DECATUR — Decatur’s Masonic Temple is full of history — and as the story goes, a few spirits.
The 90-year-old 224 W. William St. building is filled with architectural details and narratives to tell.
The community is invited to tour the historical building for the Haunted Tours of the Masonic Temple on Oct. 22 and 23. Tickets are $5 at the door for the basic tour, and $20 for the deluxe tour.
The Masonic Temple was often a stop during the Haunted Decatur tours during years past.
According to Bob Archer, fundraising coordinator for the Masonic Temple board, the building suffered a flood three years ago and had to be closed for repairs. “Then we decided to open up our own tour and conduct it ourselves, since we know more about the building than they do,” he said.
Funds from the tours will go towards the continued restoration. Repairs include painting, replacing the original carpeting, updating the kitchen to health codes. “And then you have the major things, the roof, the boiler system, the electrical, the plumbing,” Archer said.
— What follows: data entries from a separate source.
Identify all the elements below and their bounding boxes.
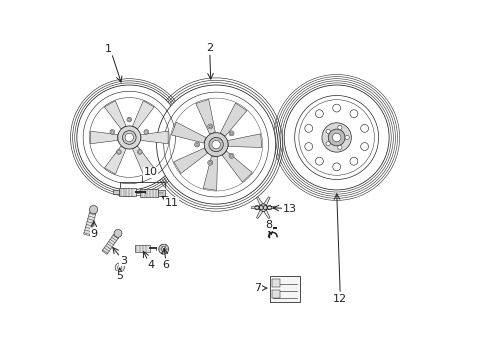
Circle shape [360, 125, 368, 132]
Text: 8: 8 [265, 220, 272, 230]
Text: 2: 2 [206, 43, 213, 53]
Circle shape [259, 204, 266, 211]
Circle shape [194, 142, 199, 147]
Polygon shape [90, 131, 118, 144]
Polygon shape [203, 156, 217, 190]
Polygon shape [104, 146, 126, 174]
Circle shape [122, 131, 136, 144]
Circle shape [228, 153, 234, 158]
Circle shape [159, 244, 168, 254]
Circle shape [143, 130, 148, 134]
Circle shape [204, 132, 227, 157]
Circle shape [111, 130, 114, 134]
Circle shape [77, 85, 182, 190]
Circle shape [325, 141, 329, 146]
Circle shape [325, 129, 329, 134]
Circle shape [116, 149, 121, 154]
Circle shape [138, 150, 141, 153]
Circle shape [144, 130, 147, 134]
Circle shape [118, 126, 141, 149]
Polygon shape [173, 148, 207, 174]
Text: 1: 1 [104, 44, 111, 54]
Circle shape [315, 110, 323, 118]
Circle shape [208, 161, 211, 164]
Polygon shape [263, 197, 269, 206]
Circle shape [315, 157, 323, 165]
Circle shape [207, 160, 212, 165]
Polygon shape [263, 210, 269, 219]
Circle shape [137, 149, 142, 154]
Circle shape [208, 125, 211, 128]
Circle shape [229, 154, 233, 157]
Circle shape [345, 135, 348, 140]
Polygon shape [256, 197, 263, 206]
Text: 12: 12 [332, 294, 346, 304]
Circle shape [349, 110, 357, 118]
Text: 13: 13 [282, 204, 296, 214]
Circle shape [114, 229, 122, 237]
Polygon shape [102, 234, 119, 255]
Polygon shape [134, 245, 149, 252]
Polygon shape [104, 101, 126, 129]
Text: 11: 11 [164, 198, 179, 208]
Circle shape [332, 163, 340, 171]
Polygon shape [171, 122, 205, 143]
Text: 6: 6 [162, 260, 169, 270]
Circle shape [321, 123, 350, 152]
Text: 5: 5 [116, 271, 123, 282]
Circle shape [332, 104, 340, 112]
Circle shape [156, 85, 275, 204]
Circle shape [337, 145, 341, 149]
Text: 4: 4 [147, 260, 154, 270]
Circle shape [125, 133, 133, 142]
Circle shape [115, 263, 124, 272]
Circle shape [89, 206, 98, 214]
Polygon shape [140, 189, 157, 197]
Polygon shape [251, 206, 260, 209]
Circle shape [229, 132, 233, 135]
Circle shape [117, 150, 120, 153]
Circle shape [127, 118, 130, 121]
Circle shape [207, 124, 212, 129]
Bar [272, 290, 279, 298]
Polygon shape [83, 212, 96, 236]
Circle shape [349, 157, 357, 165]
Circle shape [211, 140, 220, 149]
Circle shape [127, 117, 131, 122]
Polygon shape [222, 151, 252, 182]
Circle shape [161, 247, 166, 252]
Circle shape [228, 131, 234, 136]
Circle shape [360, 143, 368, 150]
Polygon shape [132, 146, 154, 174]
Circle shape [304, 143, 312, 150]
Circle shape [110, 130, 115, 134]
Circle shape [332, 133, 340, 142]
Circle shape [208, 138, 223, 152]
Circle shape [195, 143, 198, 146]
Circle shape [118, 265, 122, 270]
Circle shape [304, 125, 312, 132]
Polygon shape [220, 103, 246, 136]
Polygon shape [157, 190, 164, 196]
Polygon shape [256, 210, 263, 219]
Polygon shape [195, 99, 215, 134]
Text: 9: 9 [90, 229, 97, 239]
Polygon shape [227, 134, 261, 148]
Text: 3: 3 [120, 256, 126, 266]
Text: 7: 7 [254, 283, 261, 293]
Polygon shape [266, 206, 275, 209]
Circle shape [284, 85, 388, 190]
Polygon shape [113, 190, 119, 194]
Circle shape [327, 129, 345, 146]
Bar [269, 276, 300, 302]
Text: 10: 10 [143, 167, 157, 177]
Bar [272, 279, 279, 287]
Circle shape [337, 125, 341, 130]
Polygon shape [132, 101, 154, 129]
Polygon shape [141, 131, 168, 144]
Polygon shape [119, 188, 135, 196]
The tours are expected to be15 to 20 minutes. “Depending on how many questions are asked,” Archer said.
The basic tour will include the basement and first level. The deluxe tour will lead the group into the second and third floors. “And we will be going around talking about the different spirits that reside here,” Archer said.
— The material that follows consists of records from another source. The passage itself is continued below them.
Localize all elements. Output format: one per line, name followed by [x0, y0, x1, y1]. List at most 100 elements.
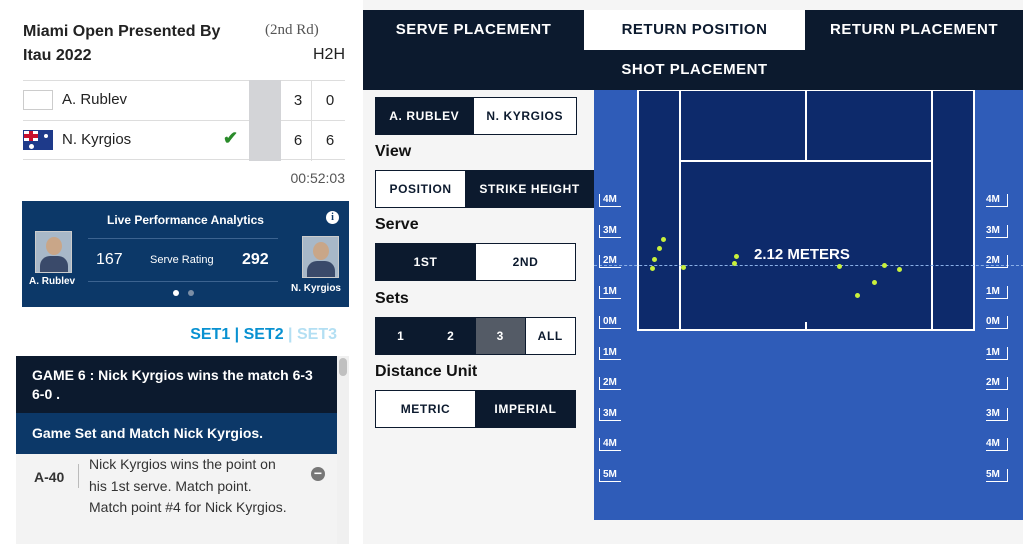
avatar	[302, 236, 339, 278]
serve-indicator-column	[249, 120, 281, 161]
scale-label-right: 5M	[986, 469, 1008, 482]
point-by-point-feed[interactable]: GAME 6 : Nick Kyrgios wins the match 6-3…	[16, 356, 337, 544]
match-title: Miami Open Presented By Itau 2022 (2nd R…	[23, 20, 345, 68]
scale-label-right: 3M	[986, 408, 1008, 421]
winner-check-icon: ✔	[223, 128, 239, 148]
list-item: A-40 Nick Kyrgios wins the point on his …	[16, 454, 337, 544]
ball-marker	[650, 266, 655, 271]
set1-link[interactable]: SET1	[190, 326, 231, 343]
flag-icon	[23, 90, 53, 110]
player-row-rublev: A. Rublev 3 0	[23, 80, 345, 121]
scale-label-left: 3M	[599, 408, 621, 421]
sets-label: Sets	[375, 290, 409, 307]
set1-score: 6	[293, 132, 303, 149]
separator: |	[230, 326, 244, 343]
ball-marker	[652, 257, 657, 262]
court-lines	[637, 90, 975, 331]
game-header: GAME 6 : Nick Kyrgios wins the match 6-3…	[16, 356, 337, 413]
set-navigation: SET1 | SET2 | SET3	[190, 326, 337, 344]
ball-marker	[661, 237, 666, 242]
match-panel: Miami Open Presented By Itau 2022 (2nd R…	[0, 0, 363, 544]
scale-label-left: 1M	[599, 347, 621, 360]
player-toggle: A. RUBLEV N. KYRGIOS	[375, 97, 577, 135]
tennis-court: 2.12 METERS 4M 3M 2M 1M 0M 1M 2M 3M 4M 5…	[594, 90, 1023, 520]
scale-label-left: 3M	[599, 225, 621, 238]
set-all-button[interactable]: ALL	[524, 318, 575, 354]
divider	[311, 81, 312, 121]
ball-marker	[897, 267, 902, 272]
player2-value: 292	[242, 251, 269, 268]
view-label: View	[375, 143, 412, 160]
ball-marker	[837, 264, 842, 269]
ball-marker	[657, 246, 662, 251]
separator: |	[283, 326, 297, 343]
tab-serve-placement[interactable]: SERVE PLACEMENT	[395, 21, 552, 38]
scrollbar[interactable]	[337, 356, 349, 544]
unit-toggle: METRIC IMPERIAL	[375, 390, 576, 428]
set-1-button[interactable]: 1	[376, 318, 426, 354]
scale-label-left: 5M	[599, 469, 621, 482]
ball-marker	[872, 280, 877, 285]
ball-marker	[681, 265, 686, 270]
imperial-button[interactable]: IMPERIAL	[475, 391, 575, 427]
h2h-link[interactable]: H2H	[312, 46, 345, 63]
game-summary: Game Set and Match Nick Kyrgios.	[16, 413, 337, 454]
scale-label-left: 4M	[599, 438, 621, 451]
sets-toggle: 1 2 3 ALL	[375, 317, 576, 355]
set-3-button[interactable]: 3	[475, 318, 525, 354]
australia-flag-icon	[23, 130, 53, 150]
player1-value: 167	[96, 251, 123, 268]
set-2-button[interactable]: 2	[425, 318, 475, 354]
scale-label-right: 4M	[986, 194, 1008, 207]
set2-score: 0	[325, 92, 335, 109]
player-kyrgios-button[interactable]: N. KYRGIOS	[472, 98, 576, 134]
scale-label-left: 0M	[599, 316, 621, 329]
tab-shot-placement[interactable]: SHOT PLACEMENT	[621, 61, 768, 78]
point-description: Nick Kyrgios wins the point on his 1st s…	[89, 456, 287, 515]
set3-link[interactable]: SET3	[296, 326, 337, 343]
scale-label-right: 1M	[986, 286, 1008, 299]
player-name[interactable]: A. Rublev	[62, 91, 128, 108]
strike-height-button[interactable]: STRIKE HEIGHT	[465, 171, 593, 207]
serve-label: Serve	[375, 216, 419, 233]
scale-label-right: 0M	[986, 316, 1008, 329]
serve-toggle: 1ST 2ND	[375, 243, 576, 281]
metric-button[interactable]: METRIC	[376, 391, 475, 427]
point-score: A-40	[34, 469, 65, 485]
tab-return-placement[interactable]: RETURN PLACEMENT	[830, 21, 998, 38]
scale-label-left: 2M	[599, 255, 621, 268]
collapse-icon[interactable]: −	[311, 466, 325, 481]
carousel-dot[interactable]	[173, 290, 179, 296]
info-icon[interactable]: i	[326, 211, 339, 224]
distance-label: 2.12 METERS	[754, 246, 850, 263]
scale-label-right: 3M	[986, 225, 1008, 238]
scale-label-left: 1M	[599, 286, 621, 299]
scale-label-left: 2M	[599, 377, 621, 390]
avatar	[35, 231, 72, 273]
position-button[interactable]: POSITION	[376, 171, 466, 207]
tab-return-position[interactable]: RETURN POSITION	[584, 10, 805, 50]
second-serve-button[interactable]: 2ND	[475, 244, 575, 280]
round-label: (2nd Rd)	[265, 22, 319, 38]
carousel-dot[interactable]	[188, 290, 194, 296]
player-row-kyrgios: N. Kyrgios ✔ 6 6	[23, 120, 345, 161]
scale-label-right: 1M	[986, 347, 1008, 360]
scale-label-right: 4M	[986, 438, 1008, 451]
scale-label-right: 2M	[986, 255, 1008, 268]
divider	[78, 464, 79, 488]
metric-label: Serve Rating	[150, 254, 214, 266]
scroll-thumb[interactable]	[339, 358, 347, 376]
serve-indicator-column	[249, 80, 281, 121]
first-serve-button[interactable]: 1ST	[376, 244, 475, 280]
set1-score: 3	[293, 92, 303, 109]
divider	[311, 121, 312, 161]
tournament-name: Miami Open Presented By Itau 2022	[23, 23, 221, 64]
analytics-title: Live Performance Analytics	[107, 213, 264, 227]
player-name[interactable]: N. Kyrgios	[62, 131, 132, 148]
performance-analytics-card[interactable]: Live Performance Analytics i A. Rublev N…	[22, 201, 349, 307]
set2-link[interactable]: SET2	[243, 326, 284, 343]
ball-marker	[855, 293, 860, 298]
set2-score: 6	[325, 132, 335, 149]
analytics-player1: A. Rublev	[29, 276, 76, 287]
player-rublev-button[interactable]: A. RUBLEV	[376, 98, 473, 134]
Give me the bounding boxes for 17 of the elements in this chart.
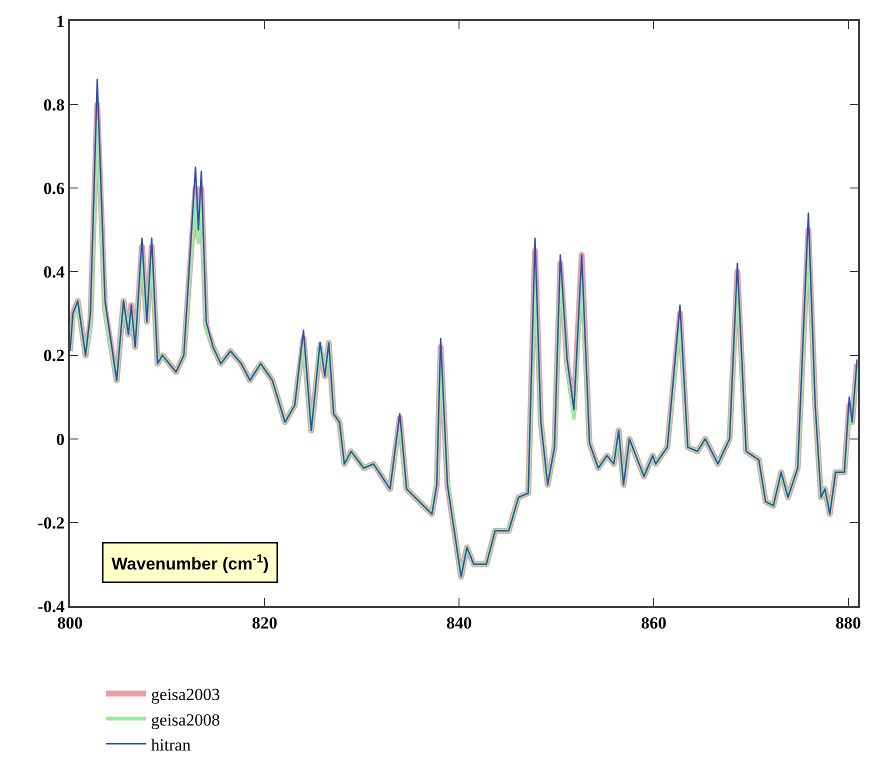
y-tick-label: 0.8 xyxy=(43,96,65,115)
x-tick-label: 840 xyxy=(446,613,472,632)
y-tick-label: -0.4 xyxy=(38,596,66,616)
legend-label: geisa2003 xyxy=(151,685,220,704)
x-tick-label: 800 xyxy=(57,613,83,632)
y-tick-label: 0.2 xyxy=(43,346,65,366)
x-tick-label: 820 xyxy=(252,613,278,632)
x-tick-label: 880 xyxy=(836,613,862,632)
y-tick-label: 1 xyxy=(56,12,65,31)
y-tick-label: 0.6 xyxy=(43,179,65,198)
legend-label: hitran xyxy=(151,735,192,754)
x-tick-label: 860 xyxy=(640,613,666,632)
y-tick-label: 0 xyxy=(56,430,65,449)
y-tick-label: -0.2 xyxy=(38,513,65,532)
y-tick-label: 0.4 xyxy=(43,262,66,282)
legend-label: geisa2008 xyxy=(151,710,220,730)
x-axis-title: Wavenumber (cm$^{-1}$) xyxy=(112,552,269,574)
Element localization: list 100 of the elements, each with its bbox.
According to the volunteers, the spirits known to reside in the building include a couple in the large auditorium. The past performers make sure people know that they are still around, Archer said. “They like playing the piano and making sure the locker doors are shut,” he said. “They don’t like those doors open, because they get in the way.”
The tour will be led by volunteers discussing the history of the Decatur Masonic Temple and its connection with the city. The stories of the spirits are important to the tour, according to Archer. “Because they’re still here and they’re still taking care of us and making sure we’re not doing anything we’re not supposed to be doing,” he said. “Especially at night, they don’t like us in certain areas of the building.”
Although Decatur industrialist A.E. Staley isn’t one of the famous spirits still roaming the halls, he is important to the creation of the Masonic Temple. “He put in a significant portion of the funds to build the building,” Archer said.
Jerome R. Gorin was another historical Decatur figure with a connection to the building. Both men have ornate lounges dedicated to their contributions.
The board recently uncovered information regarding visits from John F. Kennedy before he became president and Vice President Walter Mondale.
The building was finished in 1929 with many of the same 1930s art deco pieces still in use. “We were so full of members back then, they had stuff going on every night of the week,” Archer said. “It is intrinsically connected to Decatur.”